The paper identifies generative inequalities in free-form LLMs, where many tokens and sentences convey limited semantics yet disproportionately influence uncertainty estimates. It introduces Shifting Attention to Relevance (SAR), a mechanism that reweights token- and sentence-level contributions by their semantic relevance to improve uncertainty quantification. Through extensive experiments on multiple off-the-shelf and instruction-tuned LLMs across diverse QA tasks, SAR and its variants (tokenSAR, sentSAR) consistently outperform prior baselines, including Semantic Entropy, with notable gains in AUROC. The work demonstrates SAR’s potential to enhance reliability and trust in LLM outputs, especially in high-stakes domains like medicine, while acknowledging computational and accessibility trade-offs.

Abstract

Large Language Models (LLMs) show promising results in language generation and instruction following but frequently "hallucinate", making their outputs less reliable. Despite Uncertainty Quantification's (UQ) potential solutions, implementing it accurately within LLMs is challenging. Our research introduces a simple heuristic: not all tokens in auto-regressive LLM text equally represent the underlying meaning, as "linguistic redundancy" often allows a few keywords to convey the essence of long sentences. However, current methods underestimate this inequality when assessing uncertainty, causing tokens with limited semantics to be equally or excessively weighted in UQ. To correct this, we propose Shifting Attention to more Relevant (SAR) components at both token- and sentence-levels for better UQ. We conduct extensive experiments involving a range of popular "off-the-shelf" LLMs, such as Vicuna, WizardLM, and LLaMA-2-chat, with model sizes extending up to 33B parameters. We evaluate various free-form question-answering tasks, encompassing domains such as reading comprehension, science Q&A, and medical Q&A. Our experimental results, coupled with a comprehensive demographic analysis, demonstrate the superior performance of SAR. The code is available at https://github.com/jinhaoduan/SAR.
Paper Structure (32 sections, 11 equations, 8 figures, 7 tables)

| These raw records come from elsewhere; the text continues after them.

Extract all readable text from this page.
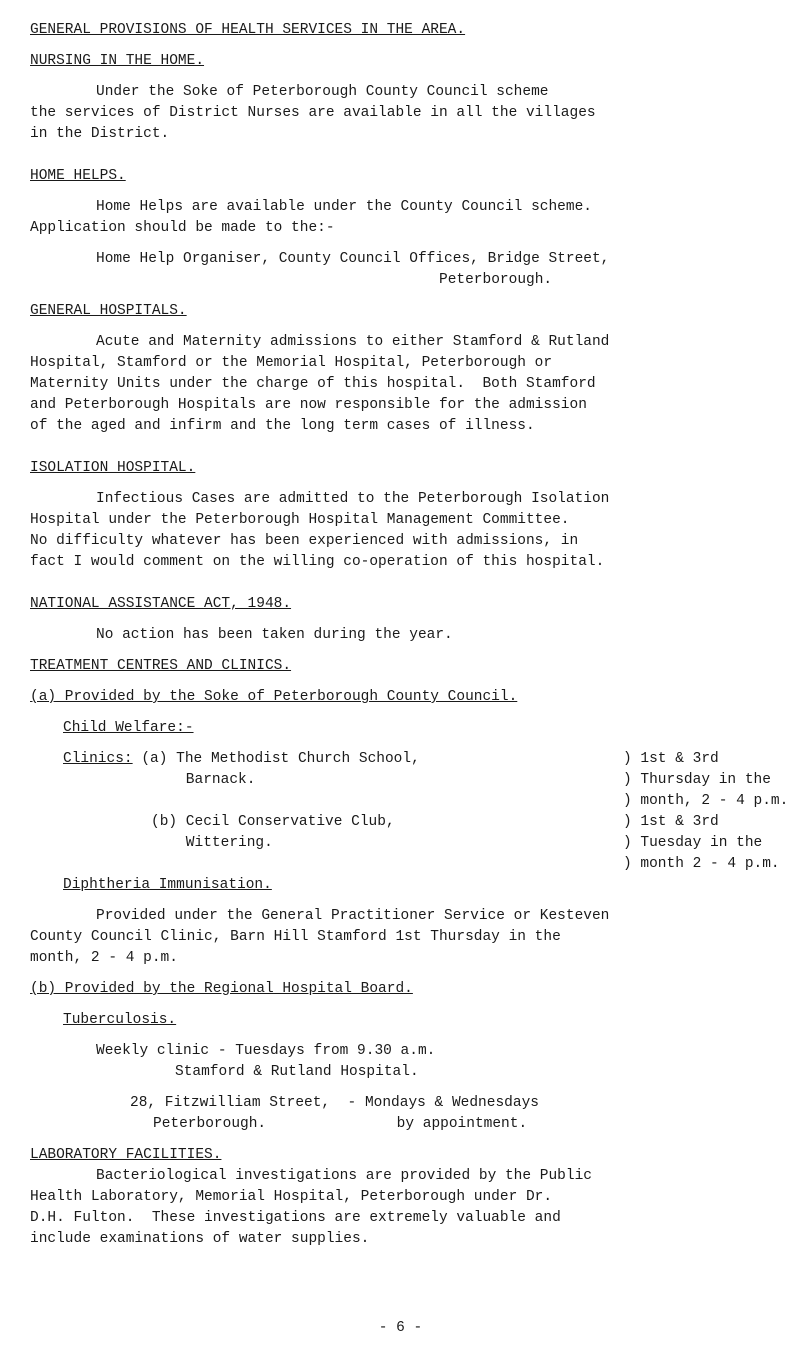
GENERAL PROVISIONS OF HEALTH SERVICES IN THE AREA.
NURSING IN THE HOME.
Under the Soke of Peterborough County Council scheme
the services of District Nurses are available in all the villages
in the District.
HOME HELPS.
Home Helps are available under the County Council scheme.
Application should be made to the:-
Home Help Organiser, County Council Offices, Bridge Street,
Peterborough.
GENERAL HOSPITALS.
Acute and Maternity admissions to either Stamford & Rutland
Hospital, Stamford or the Memorial Hospital, Peterborough or
Maternity Units under the charge of this hospital.  Both Stamford
and Peterborough Hospitals are now responsible for the admission
of the aged and infirm and the long term cases of illness.
ISOLATION HOSPITAL.
Infectious Cases are admitted to the Peterborough Isolation
Hospital under the Peterborough Hospital Management Committee.
No difficulty whatever has been experienced with admissions, in
fact I would comment on the willing co-operation of this hospital.
NATIONAL ASSISTANCE ACT, 1948.
No action has been taken during the year.
TREATMENT CENTRES AND CLINICS.
(a) Provided by the Soke of Peterborough County Council.
Child Welfare:-
Clinics: (a) The Methodist Church School,	) 1st & 3rd
Barnack.	) Thursday in the
) month, 2 - 4 p.m.
(b) Cecil Conservative Club,	) 1st & 3rd
Wittering.	) Tuesday in the
) month 2 - 4 p.m.
Diphtheria Immunisation.
Provided under the General Practitioner Service or Kesteven
County Council Clinic, Barn Hill Stamford 1st Thursday in the
month, 2 - 4 p.m.
(b) Provided by the Regional Hospital Board.
Tuberculosis.
Weekly clinic - Tuesdays from 9.30 a.m.
Stamford & Rutland Hospital.
28, Fitzwilliam Street,  - Mondays & Wednesdays
Peterborough.               by appointment.
LABORATORY FACILITIES.
Bacteriological investigations are provided by the Public
Health Laboratory, Memorial Hospital, Peterborough under Dr.
D.H. Fulton.  These investigations are extremely valuable and
include examinations of water supplies.
- 6 -
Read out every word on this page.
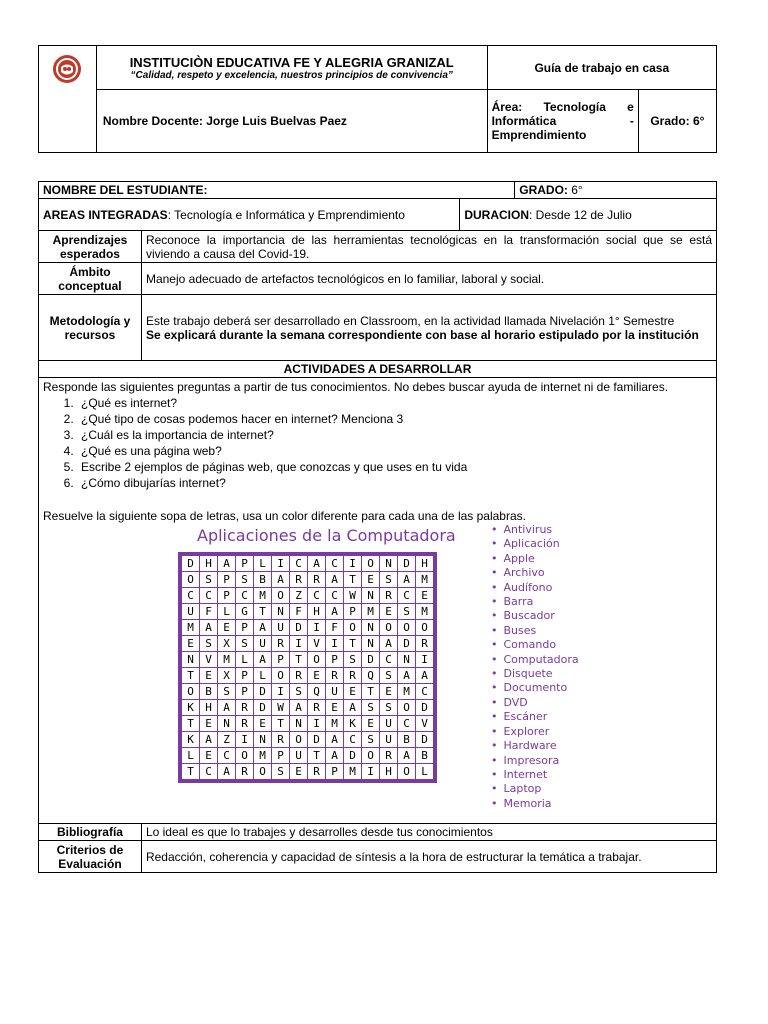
INSTITUCIÒN EDUCATIVA FE Y ALEGRIA GRANIZAL
“Calidad, respeto y excelencia, nuestros principios de convivencia”	Guía de trabajo en casa	
	Nombre Docente: Jorge Luis Buelvas Paez	Área: Tecnología e Informática - Emprendimiento	Grado: 6°
NOMBRE DEL ESTUDIANTE:	GRADO: 6°
AREAS INTEGRADAS: Tecnología e Informática y Emprendimiento	DURACION: Desde 12 de Julio
Aprendizajes esperados	Reconoce la importancia de las herramientas tecnológicas en la transformación social que se está viviendo a causa del Covid-19.
Ámbito conceptual	Manejo adecuado de artefactos tecnológicos en lo familiar, laboral y social.
Metodología y recursos	
Este trabajo deberá ser desarrollado en Classroom, en la actividad llamada Nivelación 1° Semestre
Se explicará durante la semana correspondiente con base al horario estipulado por la institución

ACTIVIDADES A DESARROLLAR

Responde las siguientes preguntas a partir de tus conocimientos. No debes buscar ayuda de internet ni de familiares.
1. ¿Qué es internet?
2. ¿Qué tipo de cosas podemos hacer en internet? Menciona 3
3. ¿Cuál es la importancia de internet?
4. ¿Qué es una página web?
5. Escribe 2 ejemplos de páginas web, que conozcas y que uses en tu vida
6. ¿Cómo dibujarías internet?
Resuelve la siguiente sopa de letras, usa un color diferente para cada una de las palabras.
Aplicaciones de la Computadora
D	H	A	P	L	I	C	A	C	I	O	N	D	H
O	S	P	S	B	A	R	R	A	T	E	S	A	M
C	C	P	C	M	O	Z	C	C	W	N	R	C	E
U	F	L	G	T	N	F	H	A	P	M	E	S	M
M	A	E	P	A	U	D	I	F	O	N	O	O	O
E	S	X	S	U	R	I	V	I	T	N	A	D	R
N	V	M	L	A	P	T	O	P	S	D	C	N	I
T	E	X	P	L	O	R	E	R	R	Q	S	A	A
O	B	S	P	D	I	S	Q	U	E	T	E	M	C
K	H	A	R	D	W	A	R	E	A	S	S	O	D
T	E	N	R	E	T	N	I	M	K	E	U	C	V
K	A	Z	I	N	R	O	D	A	C	S	U	B	D
L	E	C	O	M	P	U	T	A	D	O	R	A	B
T	C	A	R	O	S	E	R	P	M	I	H	O	L
• Antivirus
• Aplicación
• Apple
• Archivo
• Audífono
• Barra
• Buscador
• Buses
• Comando
• Computadora
• Disquete
• Documento
• DVD
• Escáner
• Explorer
• Hardware
• Impresora
• Internet
• Laptop
• Memoria

Bibliografía	Lo ideal es que lo trabajes y desarrolles desde tus conocimientos
Criterios de Evaluación	Redacción, coherencia y capacidad de síntesis a la hora de estructurar la temática a trabajar.
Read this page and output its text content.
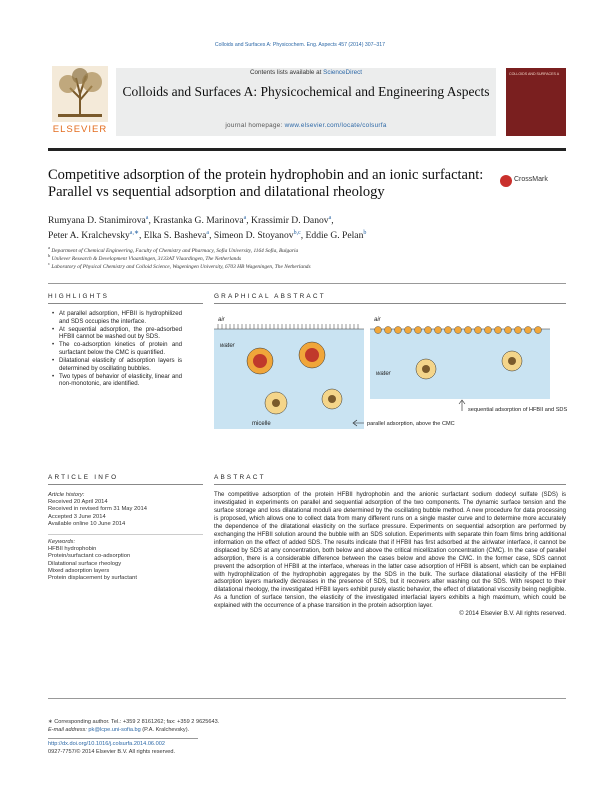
Colloids and Surfaces A: Physicochem. Eng. Aspects 457 (2014) 307–317
ELSEVIER
Contents lists available at ScienceDirect
Colloids and Surfaces A: Physicochemical and Engineering Aspects
journal homepage: www.elsevier.com/locate/colsurfa
COLLOIDS AND SURFACES A
Competitive adsorption of the protein hydrophobin and an ionic surfactant: Parallel vs sequential adsorption and dilatational rheology
CrossMark
Rumyana D. Stanimirova$^a$, Krastanka G. Marinova$^a$, Krassimir D. Danov$^a$,
Peter A. Kralchevsky$^{a,∗}$, Elka S. Basheva$^a$, Simeon D. Stoyanov$^{b,c}$, Eddie G. Pelan$^b$
$^a$ Department of Chemical Engineering, Faculty of Chemistry and Pharmacy, Sofia University, 1164 Sofia, Bulgaria
$^b$ Unilever Research & Development Vlaardingen, 3133AT Vlaardingen, The Netherlands
$^c$ Laboratory of Physical Chemistry and Colloid Science, Wageningen University, 6703 HB Wageningen, The Netherlands
HIGHLIGHTS
• At parallel adsorption, HFBII is hydrophilized and SDS occupies the interface.
• At sequential adsorption, the pre-adsorbed HFBII cannot be washed out by SDS.
• The co-adsorption kinetics of protein and surfactant below the CMC is quantified.
• Dilatational elasticity of adsorption layers is determined by oscillating bubbles.
• Two types of behavior of elasticity, linear and non-monotonic, are identified.
GRAPHICAL ABSTRACT
air
water
micelle
air
water
sequential adsorption of HFBII and SDS
parallel adsorption, above the CMC
ARTICLE INFO
Article history:
Received 20 April 2014
Received in revised form 31 May 2014
Accepted 3 June 2014
Available online 10 June 2014
Keywords:
HFBII hydrophobin
Protein/surfactant co-adsorption
Dilatational surface rheology
Mixed adsorption layers
Protein displacement by surfactant
ABSTRACT
The competitive adsorption of the protein HFBII hydrophobin and the anionic surfactant sodium dodecyl sulfate (SDS) is investigated in experiments on parallel and sequential adsorption of the two components. The dynamic surface tension and the surface storage and loss dilatational moduli are determined by the oscillating bubble method. A new procedure for data processing is proposed, which allows one to collect data from many different runs on a single master curve and to determine more accurately the dependence of the dilatational elasticity on the surface pressure. Experiments on sequential adsorption are performed by exchanging the HFBII solution around the bubble with an SDS solution. Experiments with separate thin foam films bring additional information on the effect of added SDS. The results indicate that if HFBII has first adsorbed at the air/water interface, it cannot be displaced by SDS at any concentration, both below and above the critical micellization concentration (CMC). In the case of parallel adsorption, there is a considerable difference between the cases below and above the CMC. In the former case, SDS cannot prevent the adsorption of HFBII at the interface, whereas in the latter case adsorption of HFBII is absent, which can be explained with hydrophilization of the hydrophobin aggregates by the SDS in the bulk. The surface dilatational elasticity of the HFBII adsorption layers markedly decreases in the presence of SDS, but it recovers after washing out the SDS. With respect to their dilatational rheology, the investigated HFBII layers exhibit purely elastic behavior, the effect of dilatational viscosity being negligible. As a function of surface tension, the elasticity of the investigated interfacial layers exhibits a high maximum, which could be explained with the occurrence of a phase transition in the protein adsorption layer.
© 2014 Elsevier B.V. All rights reserved.
∗ Corresponding author. Tel.: +359 2 8161262; fax: +359 2 9625643.
E-mail address: pk@lcpe.uni-sofia.bg (P.A. Kralchevsky).
http://dx.doi.org/10.1016/j.colsurfa.2014.06.002
0927-7757/© 2014 Elsevier B.V. All rights reserved.
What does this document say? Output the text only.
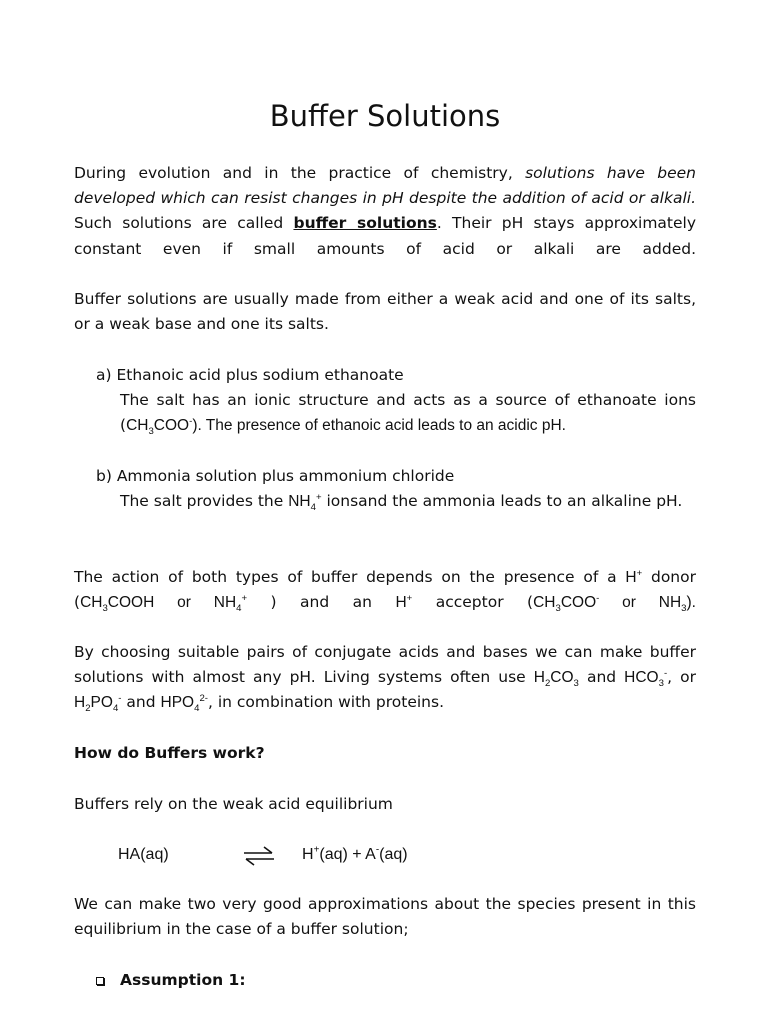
Buffer Solutions

During evolution and in the practice of chemistry, solutions have been developed which can resist changes in pH despite the addition of acid or alkali. Such solutions are called buffer solutions. Their pH stays approximately constant even if small amounts of acid or alkali are added.

Buffer solutions are usually made from either a weak acid and one of its salts, or a weak base and one its salts.

a) Ethanoic acid plus sodium ethanoate

The salt has an ionic structure and acts as a source of ethanoate ions $(CH_3COO^-)$. The presence of ethanoic acid leads to an acidic pH.

b) Ammonia solution plus ammonium chloride

The salt provides the $NH_4^+$ ionsand the ammonia leads to an alkaline pH.

The action of both types of buffer depends on the presence of a H+ donor ($CH_3COOH$ or $NH_4^+$ ) and an H+ acceptor ($CH_3COO^-$ or $NH_3$).

By choosing suitable pairs of conjugate acids and bases we can make buffer solutions with almost any pH. Living systems often use $H_2CO_3$ and $HCO_3^-$, or $H_2PO_4^-$ and $HPO_4^{2-}$, in combination with proteins.

How do Buffers work?

Buffers rely on the weak acid equilibrium

HA(aq)	H+(aq) + A-(aq)

We can make two very good approximations about the species present in this equilibrium in the case of a buffer solution;

Assumption 1:
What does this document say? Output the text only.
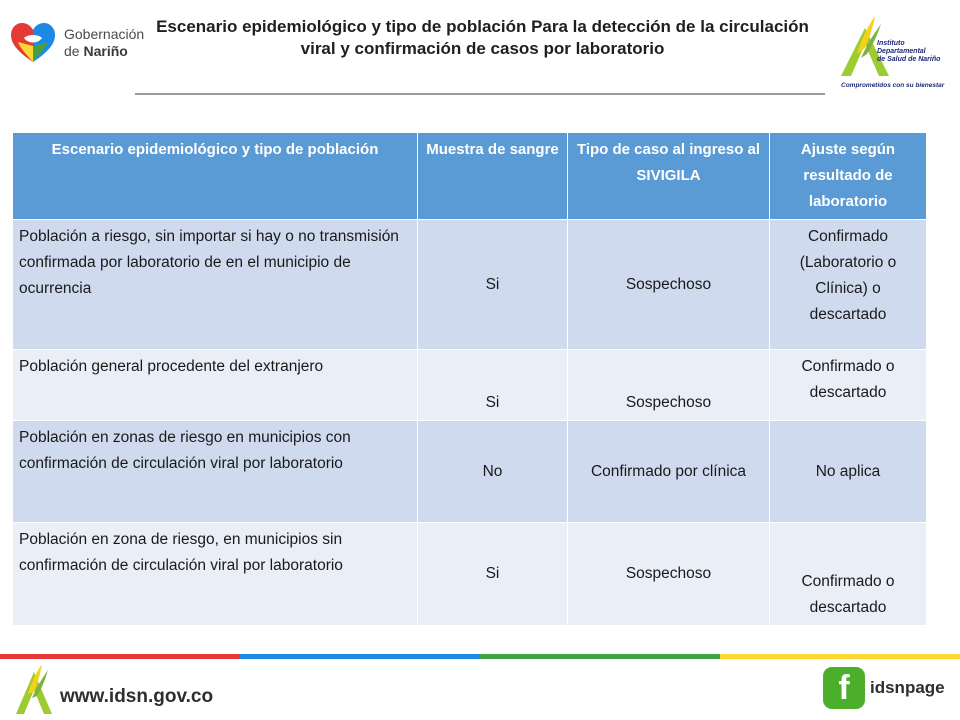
Gobernación
de Nariño
Escenario epidemiológico y tipo de población Para la detección de la circulación viral y confirmación de casos por laboratorio	Instituto
Departamental
de Salud de Nariño
Comprometidos con su bienestar
Escenario epidemiológico y tipo de población	Muestra de sangre	Tipo de caso al ingreso al SIVIGILA	Ajuste según resultado de laboratorio
Población a riesgo, sin importar si hay o no transmisión confirmada por laboratorio de en el municipio de ocurrencia	Si	Sospechoso	Confirmado (Laboratorio o Clínica) o descartado
Población general procedente del extranjero	Si	Sospechoso	Confirmado o descartado
Población en zonas de riesgo en municipios con confirmación de circulación viral por laboratorio	No	Confirmado por clínica	No aplica
Población en zona de riesgo, en municipios sin confirmación de circulación viral por laboratorio	Si	Sospechoso	Confirmado o descartado
www.idsn.gov.co	f	idsnpage
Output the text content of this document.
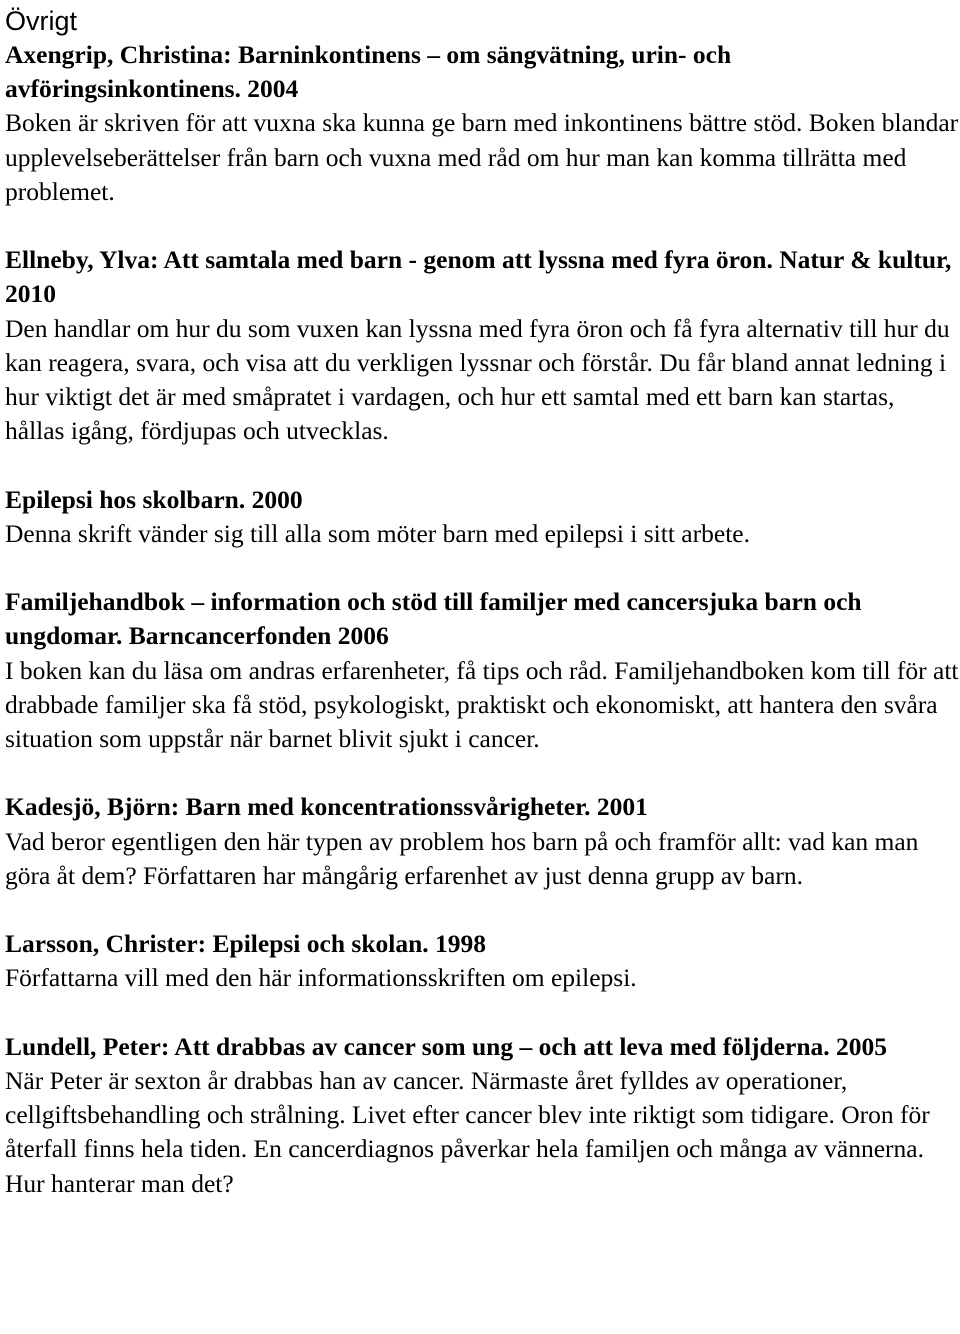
Övrigt

Axengrip, Christina: Barninkontinens – om sängvätning, urin- och avföringsinkontinens. 2004

Boken är skriven för att vuxna ska kunna ge barn med inkontinens bättre stöd. Boken blandar upplevelseberättelser från barn och vuxna med råd om hur man kan komma tillrätta med problemet.

Ellneby, Ylva: Att samtala med barn - genom att lyssna med fyra öron. Natur & kultur, 2010

Den handlar om hur du som vuxen kan lyssna med fyra öron och få fyra alternativ till hur du kan reagera, svara, och visa att du verkligen lyssnar och förstår. Du får bland annat ledning i hur viktigt det är med småpratet i vardagen, och hur ett samtal med ett barn kan startas, hållas igång, fördjupas och utvecklas.

Epilepsi hos skolbarn. 2000

Denna skrift vänder sig till alla som möter barn med epilepsi i sitt arbete.

Familjehandbok – information och stöd till familjer med cancersjuka barn och ungdomar. Barncancerfonden 2006

I boken kan du läsa om andras erfarenheter, få tips och råd. Familjehandboken kom till för att drabbade familjer ska få stöd, psykologiskt, praktiskt och ekonomiskt, att hantera den svåra situation som uppstår när barnet blivit sjukt i cancer.

Kadesjö, Björn: Barn med koncentrationssvårigheter. 2001

Vad beror egentligen den här typen av problem hos barn på och framför allt: vad kan man göra åt dem? Författaren har mångårig erfarenhet av just denna grupp av barn.

Larsson, Christer: Epilepsi och skolan. 1998

Författarna vill med den här informationsskriften om epilepsi.

Lundell, Peter: Att drabbas av cancer som ung – och att leva med följderna. 2005

När Peter är sexton år drabbas han av cancer. Närmaste året fylldes av operationer, cellgiftsbehandling och strålning. Livet efter cancer blev inte riktigt som tidigare. Oron för återfall finns hela tiden. En cancerdiagnos påverkar hela familjen och många av vännerna. Hur hanterar man det?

This paper contains 32 sections, 11 equations, 8 figures, 7 tables.

Figures (8)

  • Figure 1: Irrelevant tokens (or sentences) may commit majority uncertainty in free-form generations, such as the token "of" committing extremely large uncertainty misleads the uncertainty quantification of LLMs. We term these observations as generative inequalities and tackle them by shifting attention to more relevant components.
  • Figure 2: Distributions of relevance scores in both token-level and sentence-level situations. It is shown that irrelevant tokens and sentences take considerable proportions.
  • Figure 3: Correlations between relevance scores and uncertainty proportions in both token-level and sentence-level situations. Irrelevant tokens and sentences dominate the total volume of uncertainty quantification.
  • Figure 4: The AUROCs of tokenSAR, sentSAR, SAR, and baseline methods, across various "off-the-shelf" LLMs and datasets (e.g., CoQA, and Trivia QA). Rouge-L with a threshold of 0.5 is used as the correctness metric. The proposed SAR substantially outperforms existing methods across all the scenarios.
  • Figure 5: The performance of SAR and baseline methods over various numbers of generations.